Apr 3, 2024 - Business

Autism-focused venture capital fund raises $60 million

Illustration of an autism ribbon wrapped around a stack of dollar bills.

Illustration: Shoshana Gordon/Axios

Autism Impact Fund, a venture capital group focused on autism and other neurodevelopmental disorders, has closed its debut fund with $60 million.

Why it matters: 1 in 36 kids in the U.S. has autism, up from the prior rate of 1 in 44, according to the CDC. But treatments lag far behind the rampancy.

  • "Imagine me telling you that you have cancer, but we don't really have any idea of exactly what's happening biologically," explains Chris Male, AIF's co-founder and managing partner. "That's what it's like with autism, it's that far behind. The most common traditional form of therapy works with maybe 25% of recipients, but that leaves the other 75%."

Backstory: AIF was conceived of five years ago by a group of investors with kids on the autism spectrum, who wanted to support relevant life sciences and health-tech startups.

  • Those parents recruited a team, including Male, and then in 2021 helped seed the fund.
  • Family office LPs came next, and AIF began doing deals to prove out its thesis to institutional investors like Norway's Ferd.

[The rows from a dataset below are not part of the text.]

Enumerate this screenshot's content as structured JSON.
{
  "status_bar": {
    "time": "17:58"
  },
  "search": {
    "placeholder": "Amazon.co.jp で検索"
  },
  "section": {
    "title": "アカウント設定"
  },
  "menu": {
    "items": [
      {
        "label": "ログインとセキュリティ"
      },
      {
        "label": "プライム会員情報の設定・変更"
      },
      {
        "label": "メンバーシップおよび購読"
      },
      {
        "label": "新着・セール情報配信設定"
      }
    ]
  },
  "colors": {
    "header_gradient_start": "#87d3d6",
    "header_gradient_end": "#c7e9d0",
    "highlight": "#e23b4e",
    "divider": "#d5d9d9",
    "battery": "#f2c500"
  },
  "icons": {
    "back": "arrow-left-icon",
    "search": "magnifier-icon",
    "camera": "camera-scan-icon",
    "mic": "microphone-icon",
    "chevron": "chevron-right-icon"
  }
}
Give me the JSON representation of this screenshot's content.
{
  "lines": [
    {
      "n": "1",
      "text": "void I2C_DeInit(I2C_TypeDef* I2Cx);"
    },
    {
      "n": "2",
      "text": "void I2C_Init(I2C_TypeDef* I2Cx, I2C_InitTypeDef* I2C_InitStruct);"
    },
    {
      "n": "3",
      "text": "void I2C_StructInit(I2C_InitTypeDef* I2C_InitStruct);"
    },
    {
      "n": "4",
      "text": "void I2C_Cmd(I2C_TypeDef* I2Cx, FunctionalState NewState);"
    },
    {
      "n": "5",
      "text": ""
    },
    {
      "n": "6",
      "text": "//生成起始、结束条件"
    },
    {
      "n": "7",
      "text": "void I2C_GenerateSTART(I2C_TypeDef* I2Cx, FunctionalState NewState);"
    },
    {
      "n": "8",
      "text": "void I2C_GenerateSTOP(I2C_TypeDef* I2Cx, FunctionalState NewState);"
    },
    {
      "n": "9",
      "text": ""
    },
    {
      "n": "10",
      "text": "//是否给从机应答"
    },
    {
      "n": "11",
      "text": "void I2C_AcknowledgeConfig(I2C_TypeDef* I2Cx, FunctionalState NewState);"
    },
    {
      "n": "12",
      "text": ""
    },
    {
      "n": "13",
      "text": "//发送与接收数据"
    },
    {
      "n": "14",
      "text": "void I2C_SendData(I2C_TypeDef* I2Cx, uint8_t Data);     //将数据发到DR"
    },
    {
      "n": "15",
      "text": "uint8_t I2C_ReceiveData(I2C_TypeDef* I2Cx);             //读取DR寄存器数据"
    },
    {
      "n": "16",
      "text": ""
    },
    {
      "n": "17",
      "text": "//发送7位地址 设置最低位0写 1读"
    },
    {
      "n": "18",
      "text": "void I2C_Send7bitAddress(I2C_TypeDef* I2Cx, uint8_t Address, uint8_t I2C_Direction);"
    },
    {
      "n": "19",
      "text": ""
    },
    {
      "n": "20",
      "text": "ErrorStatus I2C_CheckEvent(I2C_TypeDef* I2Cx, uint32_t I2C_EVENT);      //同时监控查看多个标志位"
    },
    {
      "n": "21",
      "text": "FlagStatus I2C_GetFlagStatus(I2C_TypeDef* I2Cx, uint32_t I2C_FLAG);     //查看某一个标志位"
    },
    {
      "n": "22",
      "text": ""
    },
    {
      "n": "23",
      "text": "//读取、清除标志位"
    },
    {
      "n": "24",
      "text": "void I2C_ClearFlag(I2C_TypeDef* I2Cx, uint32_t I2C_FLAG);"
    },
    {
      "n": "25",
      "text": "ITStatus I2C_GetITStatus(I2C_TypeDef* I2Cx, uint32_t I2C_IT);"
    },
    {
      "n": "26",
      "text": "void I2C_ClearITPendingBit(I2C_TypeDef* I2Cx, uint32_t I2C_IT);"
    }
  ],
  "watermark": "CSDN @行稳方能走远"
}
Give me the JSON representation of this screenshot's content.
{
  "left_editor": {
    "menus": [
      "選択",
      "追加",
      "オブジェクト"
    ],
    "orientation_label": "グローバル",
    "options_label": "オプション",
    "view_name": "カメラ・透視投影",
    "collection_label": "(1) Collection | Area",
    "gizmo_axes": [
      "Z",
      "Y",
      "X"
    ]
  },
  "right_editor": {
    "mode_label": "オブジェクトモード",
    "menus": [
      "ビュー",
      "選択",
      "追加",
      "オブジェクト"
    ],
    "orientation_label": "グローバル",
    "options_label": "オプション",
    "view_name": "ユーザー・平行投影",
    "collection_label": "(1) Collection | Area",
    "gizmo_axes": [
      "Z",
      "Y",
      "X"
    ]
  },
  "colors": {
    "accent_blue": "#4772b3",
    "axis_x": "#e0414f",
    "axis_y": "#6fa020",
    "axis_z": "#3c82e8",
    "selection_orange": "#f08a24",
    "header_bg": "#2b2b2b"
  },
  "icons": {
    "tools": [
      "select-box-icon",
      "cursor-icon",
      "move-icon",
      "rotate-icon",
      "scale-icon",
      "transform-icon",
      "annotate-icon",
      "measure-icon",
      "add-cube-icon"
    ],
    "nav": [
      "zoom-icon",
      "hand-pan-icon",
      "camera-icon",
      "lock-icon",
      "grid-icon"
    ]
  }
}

By the numbers: AIF already has deployed around 60% its capital into a dozen companies, one of which already is in sale talks, and expects to begin raising at least $100 million for a successor vehicle in six to nine months.

Inside the portfolio: Male is particularly excited about Cortica, a San Diego-based neurological therapy services provider that's raised follow-on funding from such firms as CVS, Deerfield, and Optum.

  • Plus, a fast-growing U.K. telehealth startup called Healios, which operates in the U.S. as Meliora Health.

The bottom line: "We're structured so as not to overlap or compete for dollars with the nonprofits that are doing the foundational and research work," Male adds. "We're that next layer, so there can be an entire ecosystem focused on helping people with autism."